Mais a-t-on, dira-t-il, sujet de s’étonner ?
Est-ce qu’à faire peur on veut vous condamner ?
Aux usages reçus il faut qu’on s’accommode :
Une femme surtout doit tribut à la mode.
L’orgueil brille, dit-on, sur vos pompeux habits ;
L’œil à peine soutient l’éclat de vos rubis ;
Dieu veut-il qu’on étale un luxe si profane ?
Oui, lorsqu’à l’étaler notre rang nous condamne.
Mais ce grand jeu chez vous comment l’autoriser ?
Le jeu fut de tout temps permis pour s’amuser ;
On ne peut pas toujours travailler, prier, lire :
Il vaut mieux s’occuper à jouer qu’à médire.

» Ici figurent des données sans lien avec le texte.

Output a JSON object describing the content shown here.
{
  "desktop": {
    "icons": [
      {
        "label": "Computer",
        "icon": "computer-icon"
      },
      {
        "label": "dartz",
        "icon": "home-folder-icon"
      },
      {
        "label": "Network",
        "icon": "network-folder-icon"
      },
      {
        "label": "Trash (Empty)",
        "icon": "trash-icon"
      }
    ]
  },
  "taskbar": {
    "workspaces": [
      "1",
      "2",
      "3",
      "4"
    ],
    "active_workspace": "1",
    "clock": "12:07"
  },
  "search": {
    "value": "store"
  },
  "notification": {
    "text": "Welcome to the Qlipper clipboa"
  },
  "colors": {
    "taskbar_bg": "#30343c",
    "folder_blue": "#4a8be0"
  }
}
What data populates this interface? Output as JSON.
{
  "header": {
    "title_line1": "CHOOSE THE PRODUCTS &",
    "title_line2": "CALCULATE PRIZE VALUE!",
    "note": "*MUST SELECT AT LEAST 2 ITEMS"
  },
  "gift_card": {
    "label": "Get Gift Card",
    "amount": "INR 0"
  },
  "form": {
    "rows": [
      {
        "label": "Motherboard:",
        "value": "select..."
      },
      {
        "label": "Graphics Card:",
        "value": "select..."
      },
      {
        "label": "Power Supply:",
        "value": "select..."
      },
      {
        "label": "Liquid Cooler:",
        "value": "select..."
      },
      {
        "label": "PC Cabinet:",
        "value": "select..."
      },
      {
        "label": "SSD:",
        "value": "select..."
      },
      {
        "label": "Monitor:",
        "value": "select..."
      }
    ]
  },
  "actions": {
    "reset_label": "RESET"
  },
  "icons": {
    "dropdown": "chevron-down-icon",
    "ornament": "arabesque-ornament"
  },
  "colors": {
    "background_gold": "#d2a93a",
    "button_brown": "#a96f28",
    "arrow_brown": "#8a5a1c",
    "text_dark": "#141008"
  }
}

Le plus grand jeu, joué dans cette intention,
Peut même devenir une bonne action :
Tout est sanctifié par une âme pieuse.
Vous êtes, poursuit-on, avide, ambitieuse ;
Sans cesse vous brûlez de voir tous vos parens
Engloutir à la cour charges, dignités, rangs.
Votre bon naturel en cela pour eux brille ;
Dieu ne nous défend point d’aimer notre famille.
D’ailleurs tous vos parens sont sages, vertueux :
Il est bon d’empêcher ces emplois fastueux
D’être donnés peut-être à des âmes mondaines,
Éprises du néant des vanités humaines.
Laissez là, croyez-moi, gronder les indévots,
Et sur votre salut demeurez en repos.
Sur tous ces points douteux c’est ainsi qu’il prononce,
Alors, croyant d’un ange entendre la réponse,
Sa dévote s’incline, et, calmant son esprit,
A cet ordre d’en haut sans réplique souscrit.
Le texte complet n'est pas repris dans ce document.